Berdasarkan informasi yang dihimpun TuntasOnline.id, SMAN 2 Liwa menjual berbagai jenis seragam dan kebutuhan atribut siswa dengan nilai keseluruhan mencapai lebih dari Rp1 juta.

Dugaan praktik jual beli seragam dan atribut tersebut menjadi perbincangan di kalangan orang tua siswa. Pasalnya, orang tua siswa disebut dianjurkan membeli seragam melalui pihak sekolah.

Selain itu, seragam batik yang menjadi salah satu ciri khas sekolah tersebut disebut dijual dalam bentuk bahan mentah untuk kemudian dijahit sendiri oleh orang tua siswa.

Yati, salah seorang orang tua siswa, mengaku mempertanyakan kebijakan penjualan seragam batik yang masih berupa bahan tersebut.

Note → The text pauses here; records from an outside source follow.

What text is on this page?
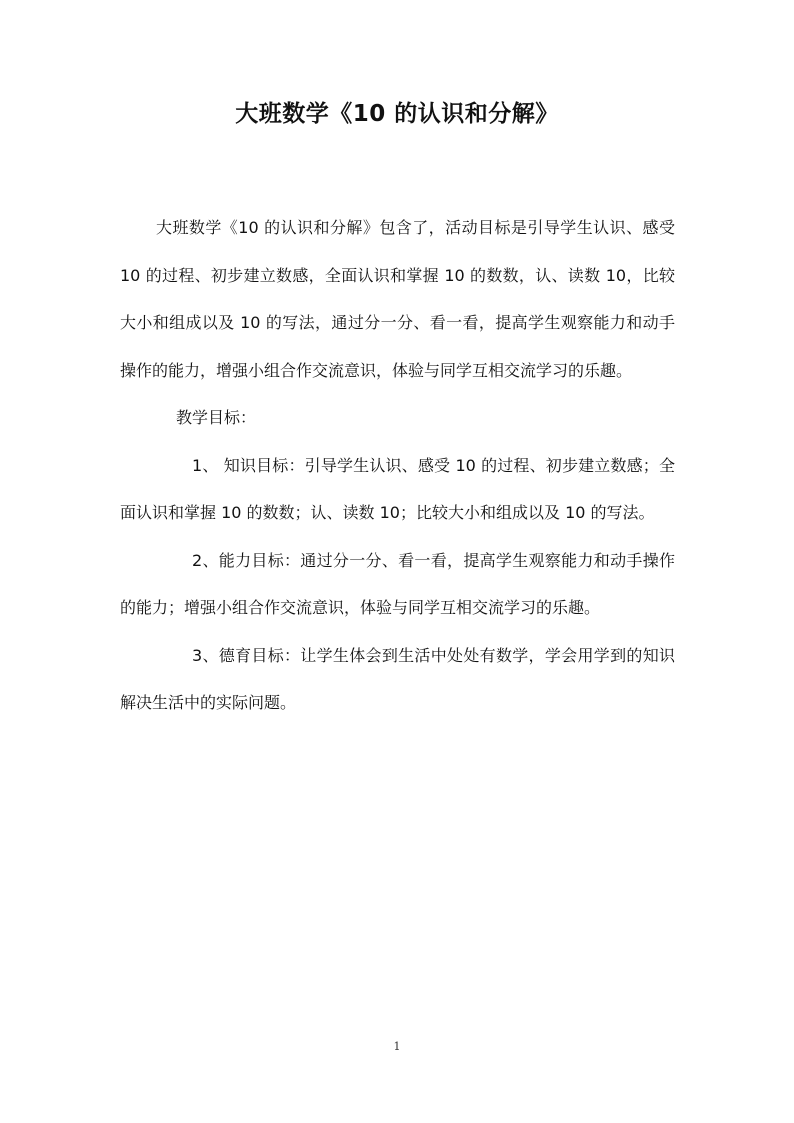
大班数学《10 的认识和分解》

大班数学《10 的认识和分解》包含了，活动目标是引导学生认识、感受 10 的过程、初步建立数感，全面认识和掌握 10 的数数，认、读数 10，比较大小和组成以及 10 的写法，通过分一分、看一看，提高学生观察能力和动手操作的能力，增强小组合作交流意识，体验与同学互相交流学习的乐趣。

教学目标：

1、 知识目标：引导学生认识、感受 10 的过程、初步建立数感；全面认识和掌握 10 的数数；认、读数 10；比较大小和组成以及 10 的写法。

2、能力目标：通过分一分、看一看，提高学生观察能力和动手操作的能力；增强小组合作交流意识，体验与同学互相交流学习的乐趣。

3、德育目标：让学生体会到生活中处处有数学，学会用学到的知识解决生活中的实际问题。

1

"Gimana ya bang saya heran aja kenapa ko jual seragam masih bahan gitu, kami orang tua siswa ya bingung aja belum upah beli bahan nanti upah jahit lagi, kenapa gak sekalian aja sekolah yang ngadain dan kami Terima beres," ucapnya kepada TuntasOnline.id.

Dalam pemberitaan mengenai pengadaan pakaian seragam sekolah, ketentuan pendidikan mengatur batasan mengenai keterlibatan satuan pendidikan dalam pengadaan dan penjualan seragam kepada peserta didik.

Permendikbudristek Nomor 50 Tahun 2022 tentang Pakaian Seragam Sekolah bagi Peserta Didik Jenjang Pendidikan Dasar dan Pendidikan Menengah mengatur ketentuan mengenai pakaian seragam sekolah serta tanggung jawab pengadaannya.

Sementara itu, informasi mengenai dugaan penjualan seragam tersebut telah dikonfirmasi TuntasOnline.id kepada Sarman selaku Kepala SMAN 2 Liwa dan Wakil Kepala Sekolah bidang Humas melalui pesan WhatsApp.

Namun, hingga berita ini diterbitkan, pihak sekolah belum memberikan tanggapan terkait dugaan penjualan seragam dan atribut tersebut.

TuntasOnline.id tetap membuka ruang bagi pihak SMAN 2 Liwa untuk memberikan klarifikasi maupun penjelasan terkait informasi tersebut.